3

1.1K 102 11
                                    

"Kau—"

"Hei kalian!" suara Johan memotong perkataan Kim.

"Oh hai senior Johan!" ujar Jeon sambil tersenyum tipis,

"Apa yang kalian lakukan?" ujar Johan sambil mendekat.

"Saling memukuli" jawab Jeon apa adanya.

"Hah!" Johan memasang wajah kusut, dia melirik ke arah Kim yang sedang memegang pipinya, lalu Johan menarik Jeon ke dalam pelukannya.

"Kim! Awas saja kau menyakiti tuan muda Jeon, aku akan meremukan kepalamu!" ujar Johan seperti induk kucing melindungi anaknya.

Kim merotasi matanya ke atas, muak. Tanpa berkata apapun langsung meninggalkan mereka.

Jeon melepaskan diri dari pelukan Johan dan mengejar Kim kembali. Ini adalah tugas dari ayahnya, tidak peduli kalau menjalani bersama dengan dokter bengis itu, yang penting Jeon take action. Dia harus membuat ayahnya bangga, walau hanya sekali. Jeon selalu diremehkan oleh ayahnya sendiri dan dia bertekad untuk menunjukan kalau dia itu mampu dan pantas untuk dibanggakan.

Kim nampak risih ketika dia tau Jeon masih mengikutinya, tapi tampaknya ada sesuatu yang aneh sedari ruangan direktur tadi, ekor matanya menangkap tali sepatu Jeon yang terlepas, sesekali Kim melihat Jeon hampir terjatuh akibat tali sialan itu. Maka, Kim berhenti mendadak menyebabkan wajah Jeon menabrak punggung keras Kim.
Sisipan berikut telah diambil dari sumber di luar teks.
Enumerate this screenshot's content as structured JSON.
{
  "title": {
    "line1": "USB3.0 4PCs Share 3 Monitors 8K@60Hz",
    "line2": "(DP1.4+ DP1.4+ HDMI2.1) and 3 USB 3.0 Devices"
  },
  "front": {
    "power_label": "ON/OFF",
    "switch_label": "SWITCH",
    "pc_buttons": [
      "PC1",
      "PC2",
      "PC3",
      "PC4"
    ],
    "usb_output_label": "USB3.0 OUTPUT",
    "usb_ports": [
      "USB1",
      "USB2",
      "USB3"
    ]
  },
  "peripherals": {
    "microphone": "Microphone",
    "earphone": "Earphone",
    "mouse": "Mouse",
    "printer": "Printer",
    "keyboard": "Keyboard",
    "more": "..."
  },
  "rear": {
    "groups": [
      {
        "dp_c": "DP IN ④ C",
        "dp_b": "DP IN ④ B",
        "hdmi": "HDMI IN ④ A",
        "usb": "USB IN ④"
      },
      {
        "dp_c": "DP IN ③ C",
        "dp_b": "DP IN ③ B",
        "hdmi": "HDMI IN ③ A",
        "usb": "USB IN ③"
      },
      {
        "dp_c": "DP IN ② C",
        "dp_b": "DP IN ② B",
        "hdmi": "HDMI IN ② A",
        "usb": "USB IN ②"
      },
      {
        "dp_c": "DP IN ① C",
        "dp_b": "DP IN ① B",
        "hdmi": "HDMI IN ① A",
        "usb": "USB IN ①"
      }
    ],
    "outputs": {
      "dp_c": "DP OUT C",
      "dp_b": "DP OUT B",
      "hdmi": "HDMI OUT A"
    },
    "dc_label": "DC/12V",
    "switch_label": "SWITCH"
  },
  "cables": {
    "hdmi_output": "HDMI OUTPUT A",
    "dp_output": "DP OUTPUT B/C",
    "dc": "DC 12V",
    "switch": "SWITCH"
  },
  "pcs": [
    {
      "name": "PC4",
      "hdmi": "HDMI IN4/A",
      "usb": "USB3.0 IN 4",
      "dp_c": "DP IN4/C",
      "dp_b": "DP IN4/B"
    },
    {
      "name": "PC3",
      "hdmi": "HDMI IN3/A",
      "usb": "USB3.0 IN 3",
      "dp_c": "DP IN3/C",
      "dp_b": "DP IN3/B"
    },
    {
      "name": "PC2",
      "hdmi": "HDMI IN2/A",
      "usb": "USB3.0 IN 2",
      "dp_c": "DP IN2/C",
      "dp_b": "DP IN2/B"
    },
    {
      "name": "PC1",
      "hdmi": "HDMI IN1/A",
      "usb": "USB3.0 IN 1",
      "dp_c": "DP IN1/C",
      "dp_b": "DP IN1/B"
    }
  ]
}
Dokter senior itu kemudian berbalik.

"Apa?" tanya Jeon sambil mendongak, mata besarnya menatap seperti boneka dengan ekspresi polos.

"Ikat tali sepatu sialanmu itu, aku risih melihat talinya yang meloncat-loncat saat kau jalan" ujar Kim cepat, sementara Jeon membeku, terdiam sambil mengedip-ngedipkan mata besarnya beberapa kali.

Kim mengeraskan rahangnya, dia tidak kuat dengan anak pendiam.

"Cepat perbaiki!" ujar Kim kembali.

"Tapi aku tidak bisa mengikat tali sepatu" jawab Jeon apa adanya.

Otomatis Kim memejamkan matanya,

'Benar-benar tuan muda sialan' batin Kim penuh dengan kutukan.

"Tidak apa-apa, jangan pedulikan itu. Aku baik-baik saja. Ayo jalan" ujar Jeon.

Kim menghela nafasnya, dokter senior itu langsung berlutut di hadapan pemuda mungil itu dan meraih tali sepatunya, tentu Jeon terkejut dan mundur, tapi Kim menangkap pergelangan kakinya.

Dokter itu mendongak ke atas , hanya untuk menatap manik hijau pemuda mungil itu.

"Diam" desis Kim dengan kedua alis yang menukik tajam dan rahang yang mengeras.

Kim benci menjadi orang bertanggung jawab. Dia memang tidak suka kehadiran Jeon, tapi dia tidak bisa begitu saja mengabaikan pemuda mungil ini. Ada rasa bersalah yang becokol di hatinya tiap kali bersikap kasar pada Jeon. Tapi melihat Jeon yang tidak rewel seperti kebanyakan tuan muda, dan cukup tangguh untuk seukuran anak manja. Biasanya, sebagian besar anak-anak koas akan langsung menangis atau mengundurkan diri jika berurusan dengan Kim. Tapi Jeon hanya memasang wajah datar ketika dokter senior itu mengucapkan kata paling tidak sopan di wajahnya.

................

Jeon dan Kim  tidak pulang, mereka  berada di ruangan dokter, sedang merencanakan sesuatu.

"Ini tengah malam, polanya: mayat-mayat yang kelihangan organ itu selalu ditemukan besoknya, maksudnya ketika malam mereka masih baik-baik saja tanpa jahitan aneh. Aku sudah memasang kamera di ruang mayat, kita hanya memantaunya saja darisini" ujar Kim, sementara Jeon duduk disamping dokter bengisnya itu, ada kantong hitam tipis di bawah mata pemuda mungil itu, kepalanya teranggung-angguk menahan kantuk. Hingga Jeon tidak bisa menahan kantuknya lagi, dia bersender sejenak di senderan kursinya. Tidak bermaksud tidur, tapi tubuhnya malah tergelincir ke dalam tidur.